05 September 2012 - 02:09 By CANAAN MDLETSHEand NASHIRA DAVIDS

They are only Grade 1 pupils but they allegedly beat a seven-year-old schoolmate so badly that he might never walk properly again.

The six pupils - aged between six and eight - are said to have repeatedly kicked and punched the boy in full view of their classmates.

The boy, who attends Qedizaba Primary School, in Newcastle, northern KwaZulu-Natal, was on Friday asked to report noisemakers when the teacher left the classroom.

He did as he had been asked when the teacher returned. The teacher reprimanded the culprits , who turned on the boy.

"They punched and kicked him on the lower part of the abdomen,'' his grandmother said yesterday.

'The first doctor who examined him on Friday said his liver might have been injured.

"Another doctor, who checked him on Monday, said his kidneys might have been damaged," said the woman, who cannot be identified to protect the identity of the victim.

"I'm in so much pain. I cry day and night after what happened to him. My grandson might never be able to walk properly again because of the assault," she said.

The school's principal, who refused to be named, said: "I'm still attending to the incident and trying to get all the information so I can give a report to the department [of education]."

The provincial department of education did not respond to questions about the alleged assault yesterday.

Lezanne Leoschut, research director at the Centre for Justice and Crime Prevention, said a study by the centre had found that much of the violence experienced by youngsters was perpetrated by classmates or schoolmates.

"Researchers, policymakers and practitioners alike are increasingly acknowledging that youth violence is of grave concern," said Leoschut.

In 2010, the Centre for the Study of Violence and Reconciliation researched why South Africans are prone to violence.

It found that children who "become persistent offenders" were often affected by adverse family and school experiences.

"The childhood experiences of many children and young people in South Africa involve multiple levels of adversity, including poverty, unstable living arrangements, absent, indifferent or violent fathers, and alcohol- or other substance-abusive parents or relatives."

The Newcastle grandmother said that her grandson had been assaulted previously. After one assault he refused to go to school.

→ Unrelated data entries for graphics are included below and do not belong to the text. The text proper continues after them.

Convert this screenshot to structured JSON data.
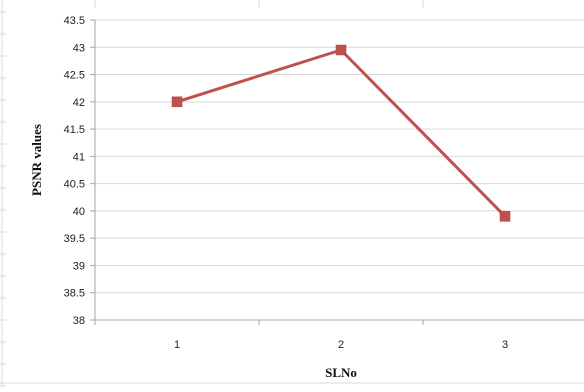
{
  "chart_data": {
    "type": "line",
    "title": "",
    "xlabel": "SLNo",
    "ylabel": "PSNR values",
    "categories": [
      "1",
      "2",
      "3"
    ],
    "series": [
      {
        "values": [
          42.0,
          42.95,
          39.9
        ]
      }
    ],
    "ylim": [
      38,
      43.5
    ],
    "ytick_step": 0.5,
    "yticks": [
      "38",
      "38.5",
      "39",
      "39.5",
      "40",
      "40.5",
      "41",
      "41.5",
      "42",
      "42.5",
      "43",
      "43.5"
    ],
    "grid": true,
    "legend": "none",
    "colors": {
      "series_line": "#c0504d",
      "marker": "#c0504d",
      "gridline": "#d9d9d9",
      "axis": "#a6a6a6",
      "outer_border": "#d9d9d9"
    }
  }
}
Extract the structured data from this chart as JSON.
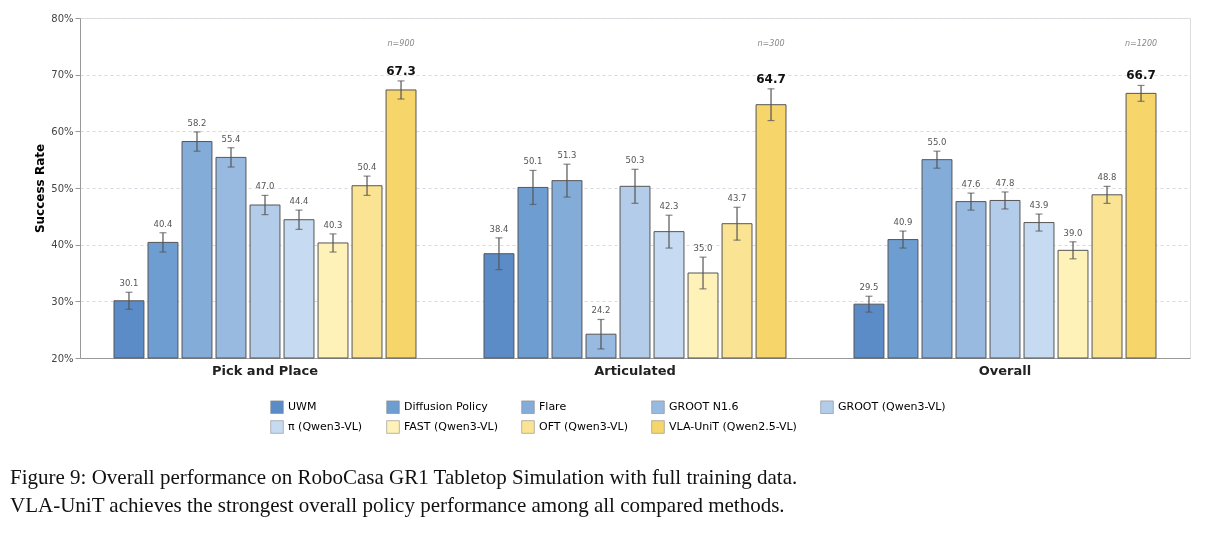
{
  "chart_data": {
    "type": "bar",
    "categories": [
      "Pick and Place",
      "Articulated",
      "Overall"
    ],
    "ylabel": "Success Rate",
    "ylim": [
      20,
      80
    ],
    "yticks": [
      {
        "value": 20,
        "label": "20%"
      },
      {
        "value": 30,
        "label": "30%"
      },
      {
        "value": 40,
        "label": "40%"
      },
      {
        "value": 50,
        "label": "50%"
      },
      {
        "value": 60,
        "label": "60%"
      },
      {
        "value": 70,
        "label": "70%"
      },
      {
        "value": 80,
        "label": "80%"
      }
    ],
    "grid": "y",
    "legend": "bottom",
    "series": [
      {
        "name": "UWM",
        "color": "#5b8cc8",
        "values": [
          30.1,
          38.4,
          29.5
        ],
        "errors": [
          1.5,
          2.8,
          1.4
        ],
        "value_labels": [
          "30.1",
          "38.4",
          "29.5"
        ]
      },
      {
        "name": "Diffusion Policy",
        "color": "#6e9dd1",
        "values": [
          40.4,
          50.1,
          40.9
        ],
        "errors": [
          1.7,
          3.0,
          1.5
        ],
        "value_labels": [
          "40.4",
          "50.1",
          "40.9"
        ]
      },
      {
        "name": "Flare",
        "color": "#84acd9",
        "values": [
          58.2,
          51.3,
          55.0
        ],
        "errors": [
          1.7,
          2.9,
          1.5
        ],
        "value_labels": [
          "58.2",
          "51.3",
          "55.0"
        ]
      },
      {
        "name": "GROOT N1.6",
        "color": "#98b9e0",
        "values": [
          55.4,
          24.2,
          47.6
        ],
        "errors": [
          1.7,
          2.6,
          1.5
        ],
        "value_labels": [
          "55.4",
          "24.2",
          "47.6"
        ]
      },
      {
        "name": "GROOT (Qwen3-VL)",
        "color": "#b2cce9",
        "values": [
          47.0,
          50.3,
          47.8
        ],
        "errors": [
          1.7,
          3.0,
          1.5
        ],
        "value_labels": [
          "47.0",
          "50.3",
          "47.8"
        ]
      },
      {
        "name": "π (Qwen3-VL)",
        "color": "#c6dbf1",
        "values": [
          44.4,
          42.3,
          43.9
        ],
        "errors": [
          1.7,
          2.9,
          1.5
        ],
        "value_labels": [
          "44.4",
          "42.3",
          "43.9"
        ]
      },
      {
        "name": "FAST (Qwen3-VL)",
        "color": "#fef2b8",
        "values": [
          40.3,
          35.0,
          39.0
        ],
        "errors": [
          1.6,
          2.8,
          1.5
        ],
        "value_labels": [
          "40.3",
          "35.0",
          "39.0"
        ]
      },
      {
        "name": "OFT (Qwen3-VL)",
        "color": "#fae493",
        "values": [
          50.4,
          43.7,
          48.8
        ],
        "errors": [
          1.7,
          2.9,
          1.5
        ],
        "value_labels": [
          "50.4",
          "43.7",
          "48.8"
        ]
      },
      {
        "name": "VLA-UniT (Qwen2.5-VL)",
        "color": "#f6d66b",
        "values": [
          67.3,
          64.7,
          66.7
        ],
        "errors": [
          1.6,
          2.8,
          1.4
        ],
        "value_labels": [
          "67.3",
          "64.7",
          "66.7"
        ]
      }
    ],
    "annotations": [
      "n=900",
      "n=300",
      "n=1200",
      "Figure 9:   Overall performance on RoboCasa GR1 Tabletop Simulation with full training data.",
      "VLA-UniT achieves the strongest overall policy performance among all compared methods."
    ]
  }
}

"But I forced him, saying I could not let him stay away because it's his future. But now that future I was telling him about could well have been permanently destroyed. It's very painful and I'm frustrated," she said.

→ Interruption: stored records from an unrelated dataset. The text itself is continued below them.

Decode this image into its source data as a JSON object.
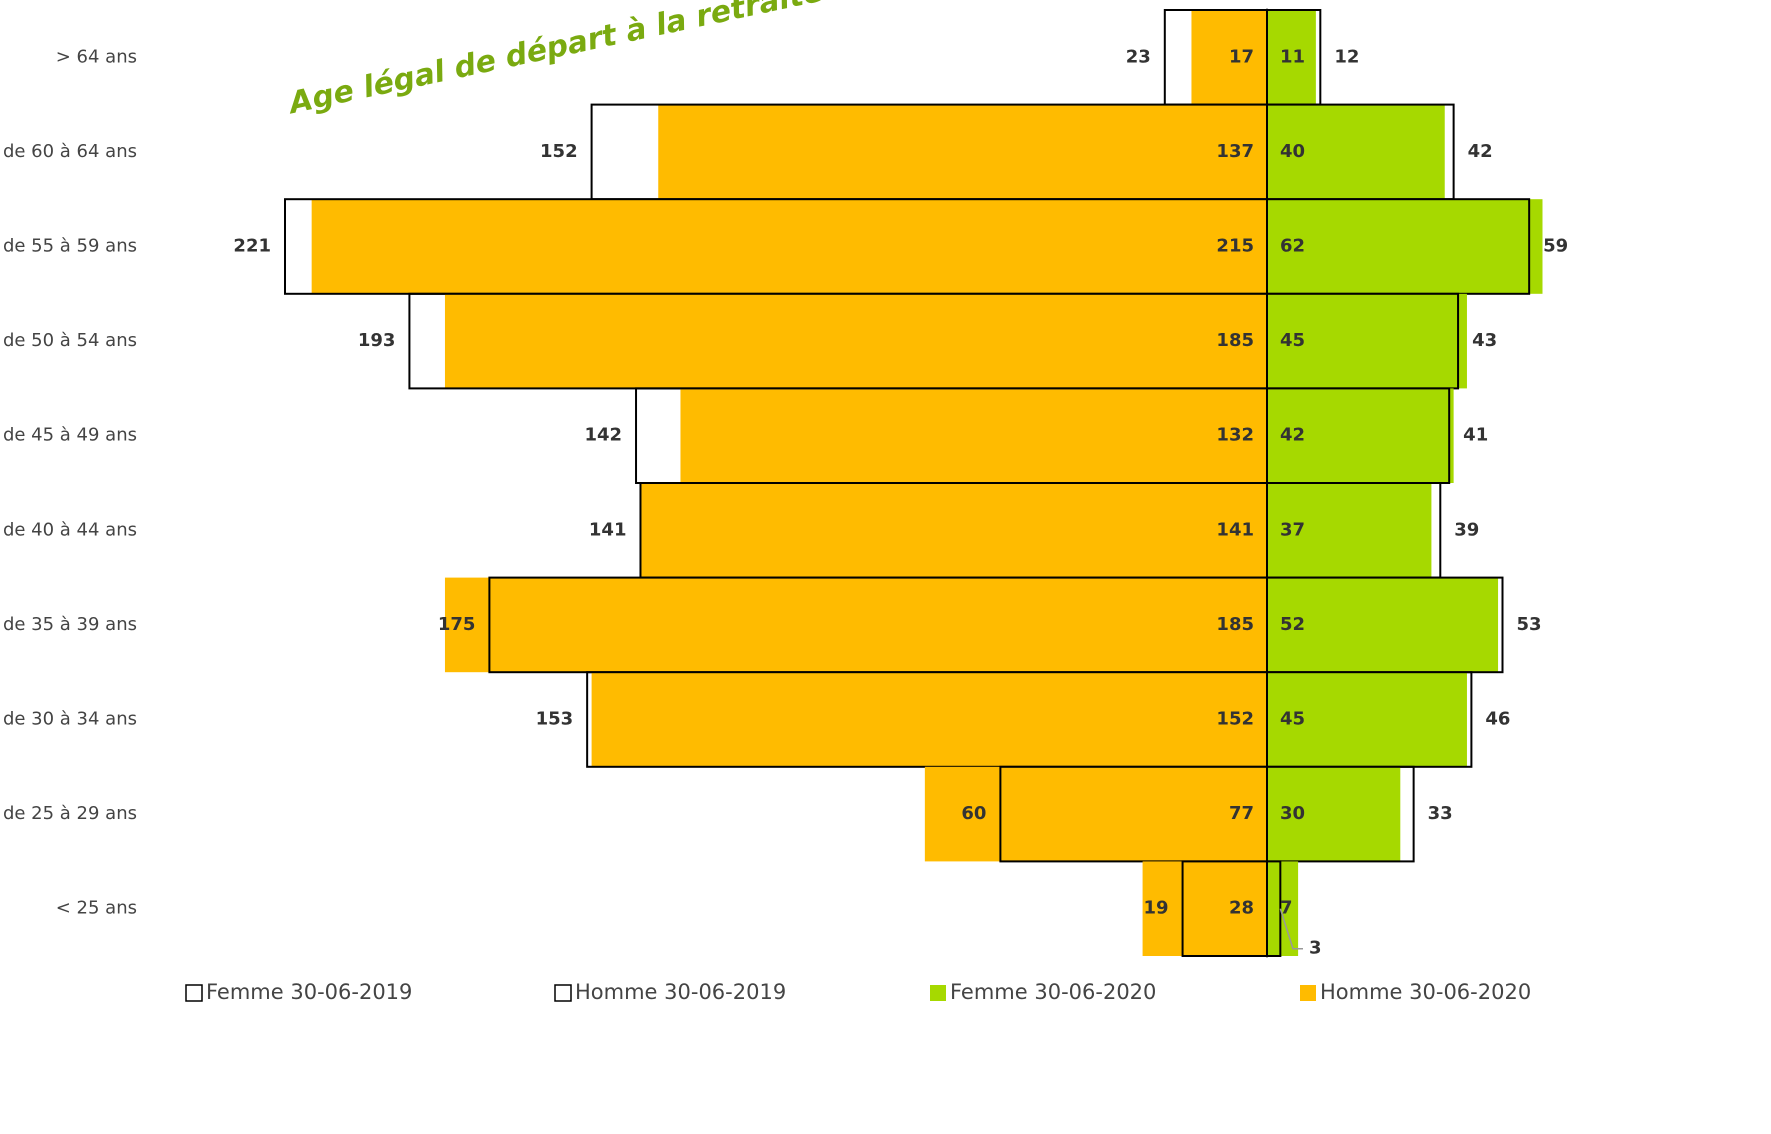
{
  "chart_data": {
    "type": "pyramid",
    "annotation": "Age légal de départ à la retraite",
    "categories": [
      "> 64 ans",
      "de 60 à 64 ans",
      "de 55 à 59 ans",
      "de 50 à 54 ans",
      "de 45 à 49 ans",
      "de 40 à 44 ans",
      "de 35 à 39 ans",
      "de 30 à 34 ans",
      "de 25 à 29 ans",
      "< 25 ans"
    ],
    "series": [
      {
        "name": "Femme 30-06-2019",
        "color": "#ffffff",
        "values": [
          12,
          42,
          59,
          43,
          41,
          39,
          53,
          46,
          33,
          3
        ]
      },
      {
        "name": "Homme 30-06-2019",
        "color": "#ffffff",
        "values": [
          23,
          152,
          221,
          193,
          142,
          141,
          175,
          153,
          60,
          19
        ]
      },
      {
        "name": "Femme 30-06-2020",
        "color": "#a6d900",
        "values": [
          11,
          40,
          62,
          45,
          42,
          37,
          52,
          45,
          30,
          7
        ]
      },
      {
        "name": "Homme 30-06-2020",
        "color": "#ffbb00",
        "values": [
          17,
          137,
          215,
          185,
          132,
          141,
          185,
          152,
          77,
          28
        ]
      }
    ]
  }
}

The boy was admitted to Madadeni Hospital on Friday.

Though hospital officials would not comment on hi s injuries, his grandmother said the boy was severely beaten and she had been told that he might have spinal injuries .

"Today they are taking him for an ultra-sound scan to check how badly he was beaten. I pray that his spine is fine and that he is able to walk properly again," she said yesterday.

Despite being advised to report the attack to the police, the grandmother did not do so. She said teachers had persuaded her to try to resolve things "amicably" with the parents of the attackers.

But she believes that the assailants should be punished.

The Centre for Justice and Crime Prevention is to host an International Youth Violence Prevention Conference in Dar-es-Salaam, Tanzania, in November.

Leoschut said that as well as identifying child violence prevention strategies, the conference would be a forum for the sharing of research among regional and international researchers and policy-makers.